On the Pure States of the Replica Symmetry Breaking ansatz

TL;DR

This paper redefines pure states in spin systems without disorder averaging or replicas, offering a new perspective on the RSB scheme and deriving the Parisi formula for the SK model.

Contribution

It introduces a novel interpretation of pure states in spin systems and redefines the RSB scheme without using replicas or disorder averaging.

Findings

Reinterpreted pure states as disjoint subsets with product-like measures

Defined an approximate probability measure for RSB scheme

Derived the Parisi formula for the SK model

Abstract

We discuss the concept of Pure State of the Replica Symmetry Breaking ansatz in finite and infinite spin systems without averaging on the disorder, nor using replicas.
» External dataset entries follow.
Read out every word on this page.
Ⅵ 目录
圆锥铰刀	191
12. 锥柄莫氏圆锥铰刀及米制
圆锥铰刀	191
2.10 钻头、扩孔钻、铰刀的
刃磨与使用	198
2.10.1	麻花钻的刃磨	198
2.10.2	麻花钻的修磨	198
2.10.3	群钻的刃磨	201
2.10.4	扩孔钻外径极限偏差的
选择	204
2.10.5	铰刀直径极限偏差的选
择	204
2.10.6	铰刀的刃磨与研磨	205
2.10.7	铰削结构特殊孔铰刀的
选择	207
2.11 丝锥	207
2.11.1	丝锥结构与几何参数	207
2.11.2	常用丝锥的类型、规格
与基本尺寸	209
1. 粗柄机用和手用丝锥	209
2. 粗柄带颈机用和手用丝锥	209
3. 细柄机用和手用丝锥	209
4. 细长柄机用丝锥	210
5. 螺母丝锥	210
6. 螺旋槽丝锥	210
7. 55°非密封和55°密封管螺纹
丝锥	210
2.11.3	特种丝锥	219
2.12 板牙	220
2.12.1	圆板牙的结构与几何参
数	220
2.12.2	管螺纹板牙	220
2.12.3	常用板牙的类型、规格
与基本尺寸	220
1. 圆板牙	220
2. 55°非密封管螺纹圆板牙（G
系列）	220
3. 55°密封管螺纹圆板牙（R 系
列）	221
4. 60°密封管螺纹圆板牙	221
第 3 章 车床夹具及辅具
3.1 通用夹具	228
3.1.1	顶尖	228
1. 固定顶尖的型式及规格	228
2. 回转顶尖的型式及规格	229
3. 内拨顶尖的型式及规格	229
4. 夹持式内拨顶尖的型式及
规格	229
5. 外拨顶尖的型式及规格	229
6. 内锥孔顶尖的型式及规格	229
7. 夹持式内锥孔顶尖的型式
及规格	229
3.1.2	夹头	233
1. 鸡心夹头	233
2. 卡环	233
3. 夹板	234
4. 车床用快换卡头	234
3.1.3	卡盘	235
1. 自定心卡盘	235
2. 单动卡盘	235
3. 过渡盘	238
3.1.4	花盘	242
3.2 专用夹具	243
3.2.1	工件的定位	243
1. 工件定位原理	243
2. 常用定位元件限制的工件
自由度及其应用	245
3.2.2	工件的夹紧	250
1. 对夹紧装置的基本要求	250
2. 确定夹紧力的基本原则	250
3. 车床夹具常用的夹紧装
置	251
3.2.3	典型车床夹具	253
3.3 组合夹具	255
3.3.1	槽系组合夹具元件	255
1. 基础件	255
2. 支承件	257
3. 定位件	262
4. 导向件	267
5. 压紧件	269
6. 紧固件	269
Consider a system of n spins $\sigma\in\Omega^{n}$ with the usual set $\Omega=\left\{ -1,1\right\}$ of inner states and let $G:\,\Omega^{n}\rightarrow\left[0,1\right]$ a Gibbs measure on it of Hamiltonian $\mathcal{H}$ (also non random). We interpret the pure states of a model $\left(\Omega^{n},\mu\right)$ as disjoint subsets $\Omega^{n}$ such that the conditional measures behaves like product measures as in usual mean field approximations. Starting from such definition we try to reinterpret the RSB scheme and define an approximated probability measure. We then apply our results to the Sherrington-Kirkpatrick model to obtain the Parisi formula.